El Estado había crecido considerablemente con todas sus nuevas funciones, y
para sustentarse, se tenía que aumentar los impuestos. Éstos aumentarían
proporcionalmente a la rentabilidad de cada ciudadano, por lo que los
empresarios pagarían más que el resto y sentían que financiaban los sectores
públicos, dando como consecuencia, que percibieran menos ganancias. Esto
despertó el descontento de este sector.
Contrariamente a las previsiones de los fundadores del Estado de Bienestar,
las protecciones y prestaciones sociales no habían reconciliado a las
poblaciones con la sociedad capitalista, ni los procedimientos de
negociación y de arbitraje permanentemente desactivaron los antagonismos
sociales. Por el contrario, al intervenir, reglamentar, proteger y arbitrar
en todos los dominios para intentar reactivar la economía, el Estado se
había puesto en primera línea y se encontraba sobredimensionado. Responsable
de todo o casi todo, atacado y solicitado, se había vuelto vulnerable.
En consecuencia, era necesario sustituir ese ordenador demasiado visible y
atacable por un ordenador invisible y anónimo: el Mercado.
En el ámbito empresarial sucedía lo mismo: las grandes administraciones
propias del fordismo, la organización centralizada, jerarquizada, rígida, de
tareas compartimentadas, coordinadas por funcionarios, las hacía
vulnerables.

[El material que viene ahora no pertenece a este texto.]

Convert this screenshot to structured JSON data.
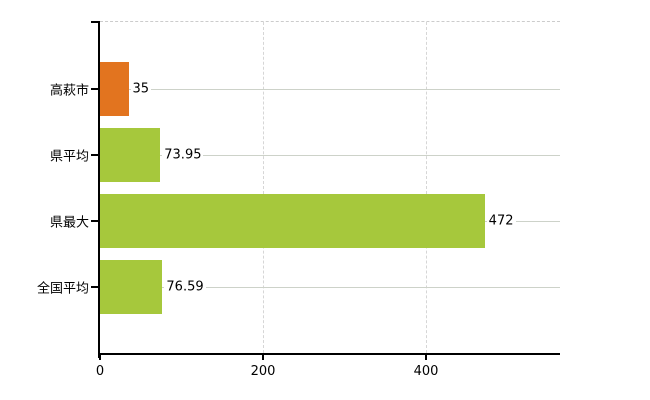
{
  "chart_data": {
    "type": "bar",
    "orientation": "horizontal",
    "title": "",
    "xlabel": "",
    "ylabel": "",
    "categories": [
      "高萩市",
      "県平均",
      "県最大",
      "全国平均"
    ],
    "values": [
      35,
      73.95,
      472,
      76.59
    ],
    "value_labels": [
      "35",
      "73.95",
      "472",
      "76.59"
    ],
    "bar_colors": [
      "#e2741f",
      "#a6c83c",
      "#a6c83c",
      "#a6c83c"
    ],
    "x_ticks": [
      0,
      200,
      400
    ],
    "x_tick_labels": [
      "0",
      "200",
      "400"
    ],
    "xlim": [
      0,
      564
    ],
    "grid": true,
    "legend": false,
    "legend_position": "none"
  },
  "colors": {
    "background": "#ffffff",
    "axis": "#000000",
    "text": "#000000",
    "hgrid": "#cdd2c9",
    "vgrid": "#d6d6d6",
    "top-border": "#cccccc",
    "bar-orange": "#e2741f",
    "bar-green": "#a6c83c"
  }
}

Era necesario que se reemplace ese poder demasiado visible por
subunidades relativamente autónomas que, al coordinarse entre sí,
permitieran economizar costos de organización. Era preciso poner en práctica
una dosis de desregularización.
El éxodo de Capital
La expansión de las economías iba a encontrar, desde comienzos de los años
setenta, límites que las políticas de sostén y de reactivación del
crecimiento no permitían superar. Con la desaceleración de la misma,
aumentaban el peso y la influencia del Estado sobre la sociedad.
Amenazado por la socialización o la estatización, el capital tenía el máximo
interés en poner fin a su acuerdo con un Estado que se había vuelto incapaz
de asegurar la expansión del mercado interno.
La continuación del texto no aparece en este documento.